Passing Particles (Far-Field Forces)

copy particles to current buf
for phase = 1 to p
  send current buf to rank+1 (mod p)
  recv next buf from rank-1 (mod p)
  interact local particles with current buf
  swap current buf with next buf
end

Passing Particles (Far-Field Forces)

Suppose \(n = N/p\) particles in buffer. At each phase \[\begin{aligned} t_{\mathrm{comm}} & \approx \alpha + \beta n \\ t_{\mathrm{comp}} & \approx \gamma n^2 \end{aligned}\]

So mask communication with computation if \[ n \geq \frac{1}{2\gamma} \left( \beta + \sqrt{\beta^2 + 4 \alpha \gamma} \right). \]

Passing Particles (Far-Field Forces)

More efficient serial code
\(\implies\) larger \(n\) needed to mask commujnication!
\(\implies\) worse speed-up as \(p\) gets larger (fixed \(N\))
but scaled speed-up (\(n\) fixed) remains unchanged.

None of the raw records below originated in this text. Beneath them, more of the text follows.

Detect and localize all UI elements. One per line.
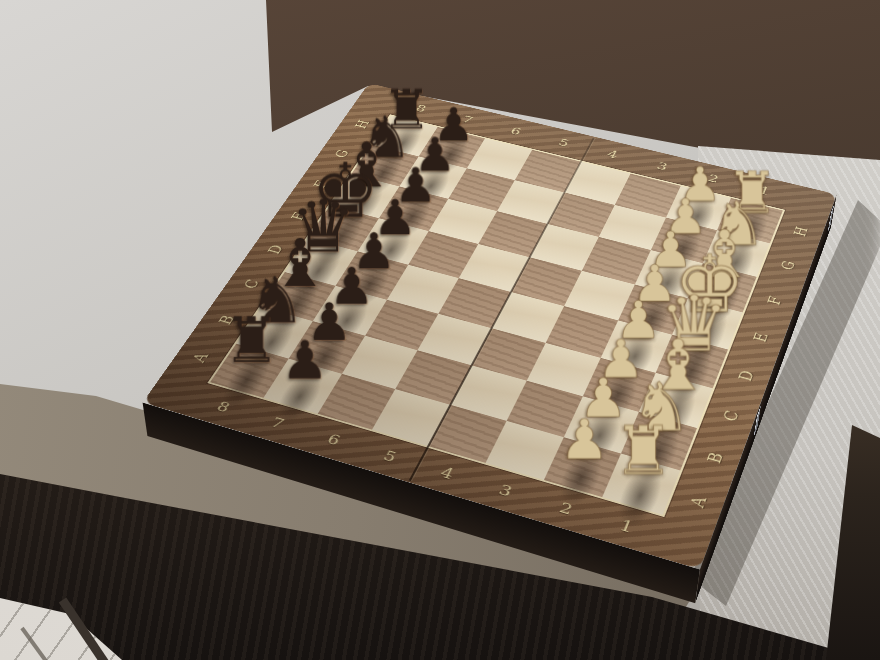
- square-c4: [471, 328, 545, 381]
- square-d4: [492, 292, 564, 343]
- square-a4: [428, 405, 506, 463]
- square-b5: [395, 351, 471, 405]
- square-b4: [450, 366, 526, 421]
- square-a5: [372, 389, 450, 446]
- piece-white-rook-a1: ♜: [599, 418, 688, 485]
- square-c5: [418, 314, 492, 366]
- photo-scene: ABCDEFGH ABCDEFGH 87654321 87654321 ♜♞♝♛…: [0, 0, 880, 660]
- piece-black-pawn-a7: ♟: [262, 334, 346, 387]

Far-Field Forces: Particle-Mesh

Consider \(r^{-2}\) electrostatic potential interaction

  • Enough charges look like a continuum!
  • Poisson maps charge distribution to potential
  • Fast Poisson for regular grids (FFT, multigrid)
  • Approx depends on mesh and particle density
  • Can clean up leading part of approximation error

Far-Field Forces: Particle-Mesh

  • Map particles to mesh points (multiple strategies)
  • Solve potential PDE on mesh
  • Interpolate potential to particles
  • Add correction term – acts like local force

Far-Field Forces: Tree Methods

  • Distance simplifies things
    • Andromeda looks like a point mass from here?
  • Build tree, approx descendants at each node
  • Variants: Barnes-Hut, FMM, Anderson’s method
  • More on this later in the semester

Summary of Particle Example

  • Model: Continuous motion of particles
    • Could be electrons, cars, whatever
  • Step through discretized time

Summary of Particle Example

  • Local interactions
    • Relatively cheap
    • Load balance a pain
  • All-pairs interactions
    • Obvious algorithm is expensive (\(O(n^2)\))
    • Particle-mesh and tree-based algorithms help

An important special case of lumped/ODE models.